Who Does Unpaid Labour?
The short answer is women.
Unpaid labour runs along deeply gendered lines. Though men are often involved in unpaid labour, women do far more worldwide; Canada is no exception.
Women are almost universally held responsible for child care and domestic chores. Advertisements for home appliances in the Ladies’ Home Journal (a prominent women’s magazine) throughout the course of the twentieth century shows how women’s domestic role was constructed by marketing and the media. Ads rarely depict men and frequently promote better standards of housekeeping, describing women’s “labour of love,” that is, caring for husbands and children.

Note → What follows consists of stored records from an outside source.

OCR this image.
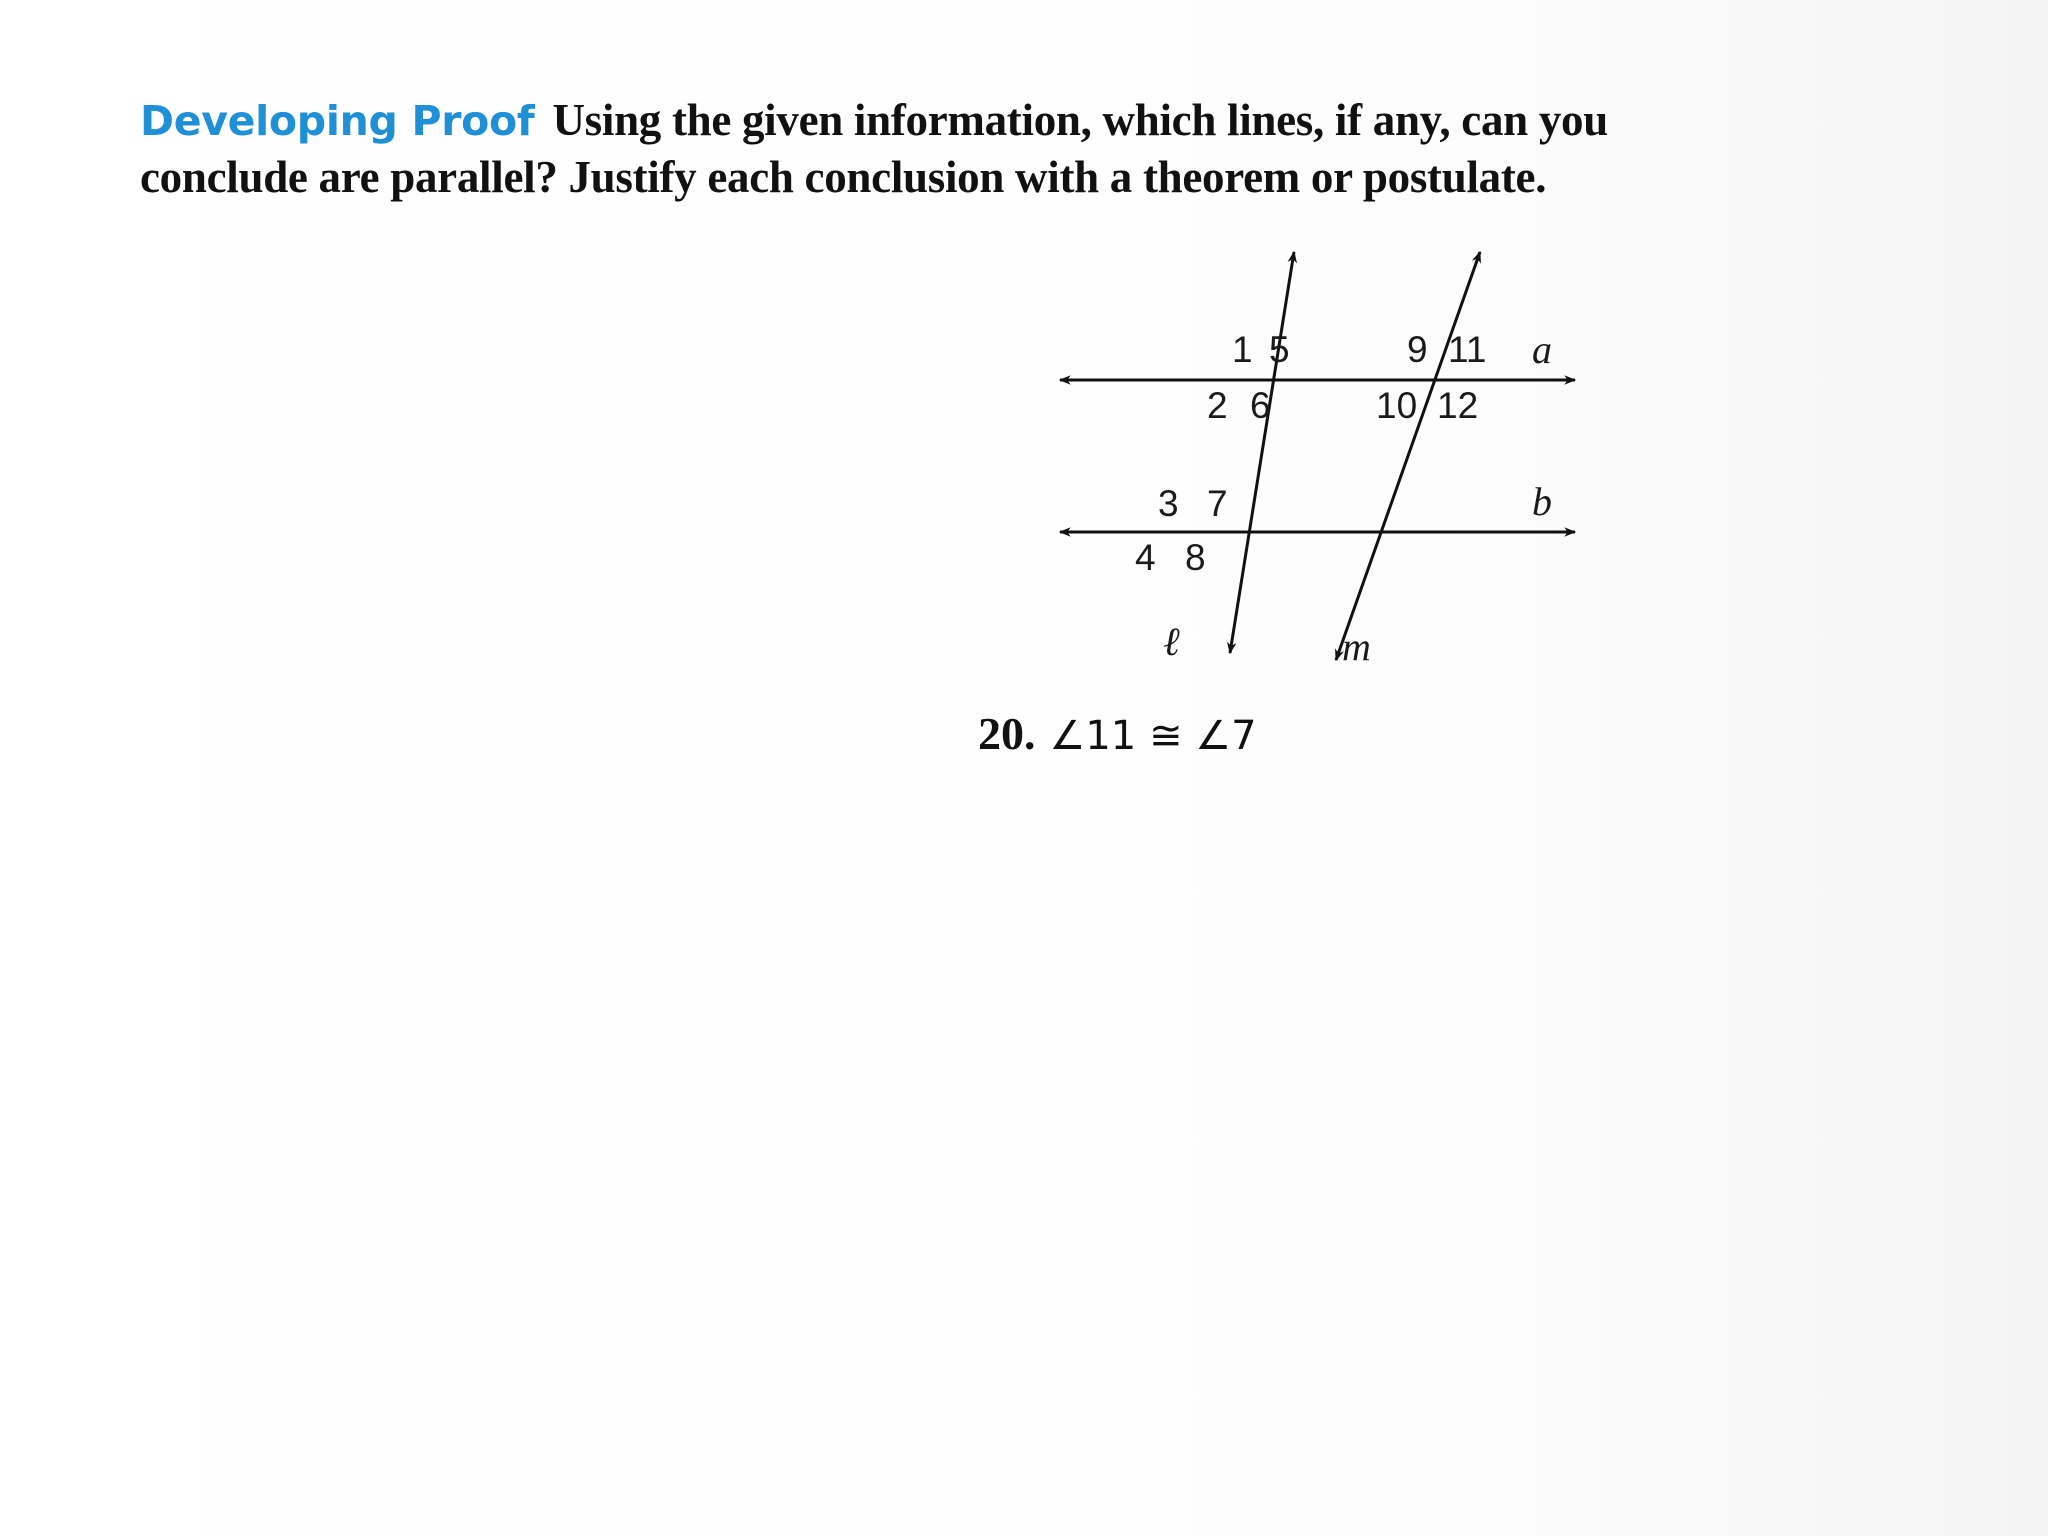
Developing Proof Using the given information, which lines, if any, can you conclude are parallel? Justify each conclusion with a theorem or postulate.
1 5
2 6
9 11
10 12
3 7
4 8
a
b
ℓ	m
20. ∠11 ≅ ∠7
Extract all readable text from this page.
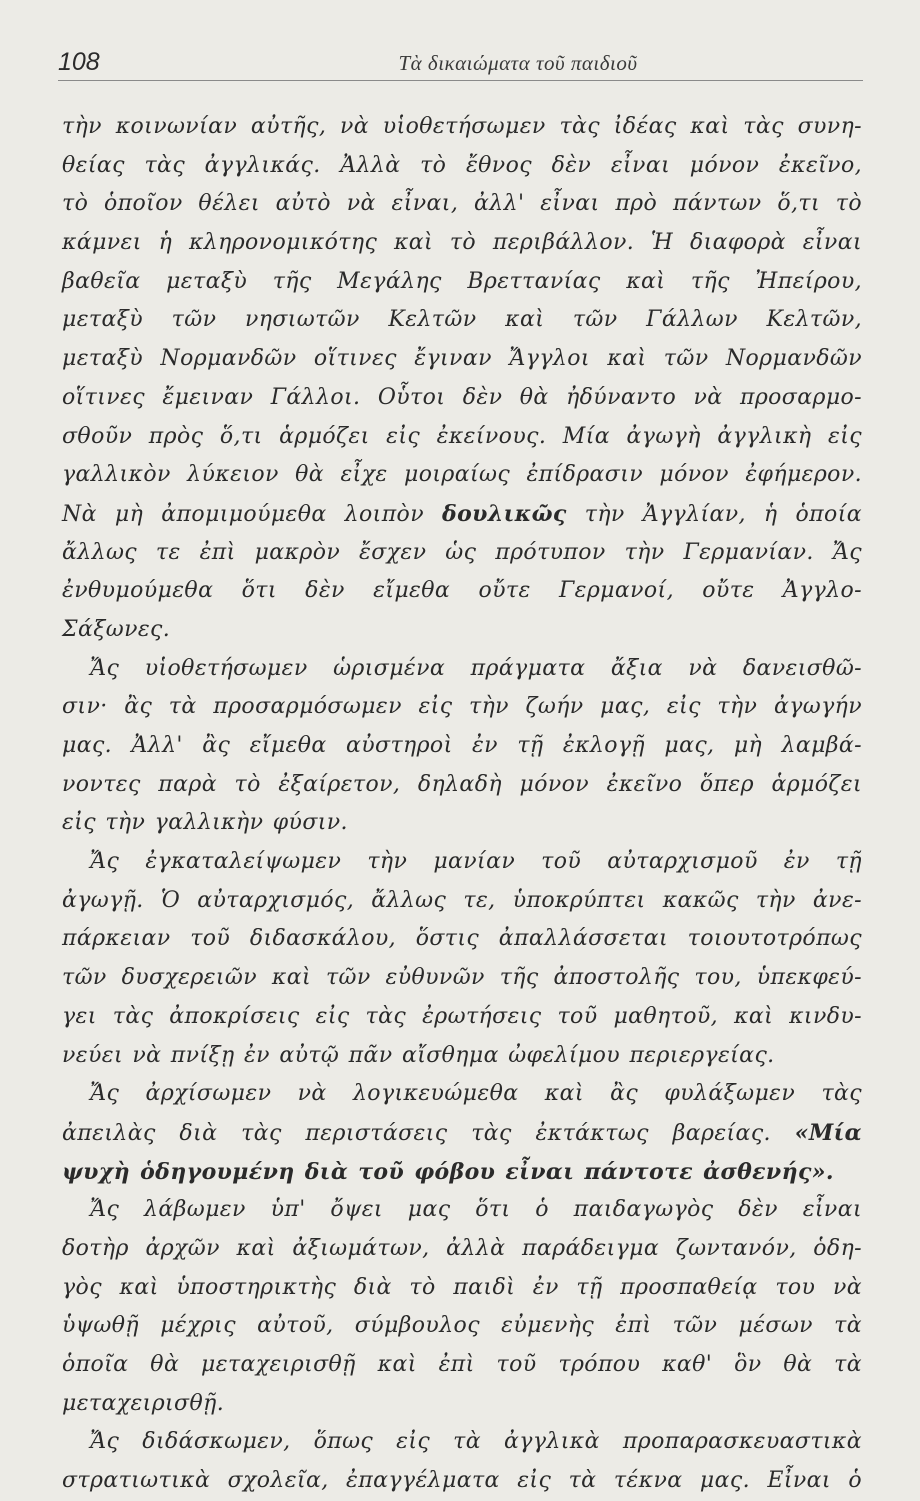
108	Τὰ δικαιώματα τοῦ παιδιοῦ
τὴν κοινωνίαν αὐτῆς, νὰ υἱοθετήσωμεν τὰς ἰδέας καὶ τὰς συνη-
θείας τὰς ἀγγλικάς. Ἀλλὰ τὸ ἔθνος δὲν εἶναι μόνον ἐκεῖνο,
τὸ ὁποῖον θέλει αὐτὸ νὰ εἶναι, ἀλλ' εἶναι πρὸ πάντων ὅ,τι τὸ
κάμνει ἡ κληρονομικότης καὶ τὸ περιβάλλον. Ἡ διαφορὰ εἶναι
βαθεῖα μεταξὺ τῆς Μεγάλης Βρεττανίας καὶ τῆς Ἠπείρου,
μεταξὺ τῶν νησιωτῶν Κελτῶν καὶ τῶν Γάλλων Κελτῶν,
μεταξὺ Νορμανδῶν οἵτινες ἔγιναν Ἄγγλοι καὶ τῶν Νορμανδῶν
οἵτινες ἔμειναν Γάλλοι. Οὗτοι δὲν θὰ ἠδύναντο νὰ προσαρμο-
σθοῦν πρὸς ὅ,τι ἁρμόζει εἰς ἐκείνους. Μία ἀγωγὴ ἀγγλικὴ εἰς
γαλλικὸν λύκειον θὰ εἶχε μοιραίως ἐπίδρασιν μόνον ἐφήμερον.
Νὰ μὴ ἀπομιμούμεθα λοιπὸν δουλικῶς τὴν Ἀγγλίαν, ἡ ὁποία
ἄλλως τε ἐπὶ μακρὸν ἔσχεν ὡς πρότυπον τὴν Γερμανίαν. Ἄς
ἐνθυμούμεθα ὅτι δὲν εἴμεθα οὔτε Γερμανοί, οὔτε Ἀγγλο-
Σάξωνες.
Ἄς υἱοθετήσωμεν ὡρισμένα πράγματα ἄξια νὰ δανεισθῶ-
σιν· ἂς τὰ προσαρμόσωμεν εἰς τὴν ζωήν μας, εἰς τὴν ἀγωγήν
μας. Ἀλλ' ἂς εἴμεθα αὐστηροὶ ἐν τῇ ἐκλογῇ μας, μὴ λαμβά-
νοντες παρὰ τὸ ἐξαίρετον, δηλαδὴ μόνον ἐκεῖνο ὅπερ ἁρμόζει
εἰς τὴν γαλλικὴν φύσιν.
Ἄς ἐγκαταλείψωμεν τὴν μανίαν τοῦ αὐταρχισμοῦ ἐν τῇ
ἀγωγῇ. Ὁ αὐταρχισμός, ἄλλως τε, ὑποκρύπτει κακῶς τὴν ἀνε-
πάρκειαν τοῦ διδασκάλου, ὅστις ἀπαλλάσσεται τοιουτοτρόπως
τῶν δυσχερειῶν καὶ τῶν εὐθυνῶν τῆς ἀποστολῆς του, ὑπεκφεύ-
γει τὰς ἀποκρίσεις εἰς τὰς ἐρωτήσεις τοῦ μαθητοῦ, καὶ κινδυ-
νεύει νὰ πνίξῃ ἐν αὐτῷ πᾶν αἴσθημα ὠφελίμου περιεργείας.
Ἄς ἀρχίσωμεν νὰ λογικευώμεθα καὶ ἂς φυλάξωμεν τὰς
ἀπειλὰς διὰ τὰς περιστάσεις τὰς ἐκτάκτως βαρείας. «Μία
ψυχὴ ὁδηγουμένη διὰ τοῦ φόβου εἶναι πάντοτε ἀσθενής».
Ἄς λάβωμεν ὑπ' ὄψει μας ὅτι ὁ παιδαγωγὸς δὲν εἶναι
δοτὴρ ἀρχῶν καὶ ἀξιωμάτων, ἀλλὰ παράδειγμα ζωντανόν, ὁδη-
γὸς καὶ ὑποστηρικτὴς διὰ τὸ παιδὶ ἐν τῇ προσπαθείᾳ του νὰ
ὑψωθῇ μέχρις αὐτοῦ, σύμβουλος εὐμενὴς ἐπὶ τῶν μέσων τὰ
ὁποῖα θὰ μεταχειρισθῇ καὶ ἐπὶ τοῦ τρόπου καθ' ὃν θὰ τὰ
μεταχειρισθῇ.
Ἄς διδάσκωμεν, ὅπως εἰς τὰ ἀγγλικὰ προπαρασκευαστικὰ
στρατιωτικὰ σχολεῖα, ἐπαγγέλματα εἰς τὰ τέκνα μας. Εἶναι ὁ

A prominent Canadian study published in 1975 estimated an astounding 68-hour work week for women employed in the labour force. (Meissner et al., see below) A 2001 study indicates that men spend less time doing unpaid labour than women do and that marriage and child-rearing increase this difference. In the age group between 25 and 44, mothers of children under 25 do almost twice as much unpaid labour as fathers (Fast, et al., see below).
References:
Bonnie J. Fox. “Selling the Mechanized Household: 70 Years of Ads in Ladies Home Journal.” Gender and Society, Vol. 4, No. 1., March 1990. pp. 25-40.
Janet Fast, Judith Frederick, Nancy Zukewich and Sandra Franke. “The Time of Our Lives.” Canadian Social Trends, Winter 2001. Statistics Canada – Catalogue No. 11-008. [Read a summary of the study’s findings]
Meissner, M., E. Humphreys, S. Meiss, and W. Scheu,”No exit for wives: sexual division of labour and the cumulation of household demands.”Canadian Review of Sociology and Anthropology Vol.1 No.2(4) PartI, 1975. As cited in: Hessing, Melody. “Talking Shop(ping): Office Conversations and Women’s Dual Labour” The Canadian Journal of Sociology / Cahiers canadiens de sociologie, Vol. 16, No. 1 (Winter, 1991), pp. 23-50.